6. a kind of method for the potential material for screening prevention or treatment liver cancer, it is characterised in that methods described includes：

With candidate substances handle expression or containing ENSG00000271781 genes or system；With

Detect the expression of ENSG00000271781 genes in the system；

Wherein, if the candidate substances can reduce the expression of ENSG00000271781 genes, show that the candidate substances are Prevention or the potential material for the treatment of liver cancer.

7.ENSG00000271781 the application in the pharmaceutical composition for preparing treatment liver cancer.

8. application according to claim 7, it is characterised in that described pharmaceutical composition includes ENSG00000271781 work( The inhibitor of energy property expression.

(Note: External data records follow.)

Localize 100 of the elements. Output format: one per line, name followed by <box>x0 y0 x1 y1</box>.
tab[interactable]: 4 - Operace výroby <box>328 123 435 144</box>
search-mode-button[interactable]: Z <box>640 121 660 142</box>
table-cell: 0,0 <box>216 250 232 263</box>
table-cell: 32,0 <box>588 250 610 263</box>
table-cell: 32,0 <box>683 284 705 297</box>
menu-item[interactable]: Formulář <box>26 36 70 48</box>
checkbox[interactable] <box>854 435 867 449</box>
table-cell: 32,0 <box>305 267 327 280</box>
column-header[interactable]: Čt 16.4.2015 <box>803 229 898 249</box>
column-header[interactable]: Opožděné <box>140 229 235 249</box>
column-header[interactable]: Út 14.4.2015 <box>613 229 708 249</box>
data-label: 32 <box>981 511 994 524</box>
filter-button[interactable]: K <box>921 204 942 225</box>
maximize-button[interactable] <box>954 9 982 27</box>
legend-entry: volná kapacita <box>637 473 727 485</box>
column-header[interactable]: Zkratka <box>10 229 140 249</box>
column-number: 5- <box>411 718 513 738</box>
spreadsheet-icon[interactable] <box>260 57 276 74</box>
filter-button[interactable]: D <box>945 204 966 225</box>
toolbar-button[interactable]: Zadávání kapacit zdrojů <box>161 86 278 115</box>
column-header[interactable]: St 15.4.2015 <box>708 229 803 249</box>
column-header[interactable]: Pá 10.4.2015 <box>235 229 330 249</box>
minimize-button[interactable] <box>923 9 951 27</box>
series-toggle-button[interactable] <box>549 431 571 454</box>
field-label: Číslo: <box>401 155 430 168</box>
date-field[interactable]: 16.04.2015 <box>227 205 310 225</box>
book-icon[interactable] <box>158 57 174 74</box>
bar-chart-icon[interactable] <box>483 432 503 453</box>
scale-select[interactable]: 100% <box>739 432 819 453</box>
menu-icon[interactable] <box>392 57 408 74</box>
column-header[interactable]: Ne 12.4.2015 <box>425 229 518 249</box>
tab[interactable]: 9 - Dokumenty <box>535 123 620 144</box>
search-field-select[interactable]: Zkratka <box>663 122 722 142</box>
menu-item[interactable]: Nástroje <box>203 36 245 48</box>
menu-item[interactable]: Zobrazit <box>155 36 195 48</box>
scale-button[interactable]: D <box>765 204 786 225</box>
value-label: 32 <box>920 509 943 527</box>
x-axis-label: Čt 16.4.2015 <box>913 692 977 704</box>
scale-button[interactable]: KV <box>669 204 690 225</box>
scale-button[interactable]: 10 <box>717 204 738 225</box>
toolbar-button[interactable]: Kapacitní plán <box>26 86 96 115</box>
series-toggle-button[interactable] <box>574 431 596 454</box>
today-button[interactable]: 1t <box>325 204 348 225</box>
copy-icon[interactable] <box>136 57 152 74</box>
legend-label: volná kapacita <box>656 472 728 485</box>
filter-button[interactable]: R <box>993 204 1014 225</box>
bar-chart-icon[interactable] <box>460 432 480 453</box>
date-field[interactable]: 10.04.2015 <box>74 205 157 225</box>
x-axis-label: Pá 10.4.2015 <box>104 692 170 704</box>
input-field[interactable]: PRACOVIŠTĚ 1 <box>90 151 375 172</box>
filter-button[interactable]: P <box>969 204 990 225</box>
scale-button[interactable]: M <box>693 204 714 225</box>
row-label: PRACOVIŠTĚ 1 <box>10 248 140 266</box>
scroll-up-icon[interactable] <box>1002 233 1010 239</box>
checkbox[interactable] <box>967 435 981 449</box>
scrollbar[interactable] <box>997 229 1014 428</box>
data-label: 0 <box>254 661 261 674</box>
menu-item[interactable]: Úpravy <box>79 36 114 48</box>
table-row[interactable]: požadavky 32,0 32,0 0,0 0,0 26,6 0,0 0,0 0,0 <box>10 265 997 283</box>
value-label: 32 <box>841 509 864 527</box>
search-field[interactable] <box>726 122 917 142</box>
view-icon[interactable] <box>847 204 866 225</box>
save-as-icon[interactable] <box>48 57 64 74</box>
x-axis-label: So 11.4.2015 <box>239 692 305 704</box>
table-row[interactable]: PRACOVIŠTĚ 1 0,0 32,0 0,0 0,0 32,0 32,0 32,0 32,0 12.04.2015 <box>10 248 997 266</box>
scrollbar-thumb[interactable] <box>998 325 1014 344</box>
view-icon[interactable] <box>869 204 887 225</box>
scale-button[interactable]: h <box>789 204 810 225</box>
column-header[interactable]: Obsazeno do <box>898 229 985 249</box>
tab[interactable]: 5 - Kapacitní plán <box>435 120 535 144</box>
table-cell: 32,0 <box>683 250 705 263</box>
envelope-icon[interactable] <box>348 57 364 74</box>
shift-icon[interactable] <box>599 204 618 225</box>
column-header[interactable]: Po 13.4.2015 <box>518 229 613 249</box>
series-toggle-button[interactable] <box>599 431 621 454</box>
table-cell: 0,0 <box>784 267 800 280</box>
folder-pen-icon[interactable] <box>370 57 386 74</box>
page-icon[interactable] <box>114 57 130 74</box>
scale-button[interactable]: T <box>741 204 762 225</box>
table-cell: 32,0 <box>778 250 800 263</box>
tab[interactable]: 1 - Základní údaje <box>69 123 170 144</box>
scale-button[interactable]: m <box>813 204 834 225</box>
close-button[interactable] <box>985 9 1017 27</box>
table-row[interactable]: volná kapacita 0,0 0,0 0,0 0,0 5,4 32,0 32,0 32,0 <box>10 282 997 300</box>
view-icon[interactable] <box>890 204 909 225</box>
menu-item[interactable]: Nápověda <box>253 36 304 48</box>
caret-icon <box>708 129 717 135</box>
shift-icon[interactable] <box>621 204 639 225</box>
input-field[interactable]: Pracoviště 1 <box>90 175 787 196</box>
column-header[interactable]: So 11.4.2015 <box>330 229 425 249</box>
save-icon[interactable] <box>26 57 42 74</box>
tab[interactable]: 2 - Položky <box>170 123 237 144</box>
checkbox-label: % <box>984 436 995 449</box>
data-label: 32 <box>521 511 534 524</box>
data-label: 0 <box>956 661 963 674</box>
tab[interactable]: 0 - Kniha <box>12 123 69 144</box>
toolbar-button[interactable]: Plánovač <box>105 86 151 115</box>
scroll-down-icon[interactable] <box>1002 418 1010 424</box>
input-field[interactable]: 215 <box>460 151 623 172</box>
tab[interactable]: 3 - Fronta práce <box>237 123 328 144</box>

9. application according to claim 8, it is characterised in that described pharmaceutical composition also includes and the inhibitor compatibility Other medicine classes and pharmaceutically acceptable carrier and/or auxiliary material.

10. a kind of pharmaceutical composition for treating liver cancer, it is characterised in that described pharmaceutical composition includes：

The inhibitor of ENSG00000271781 functional expressions；With

Pharmaceutically acceptable carrier.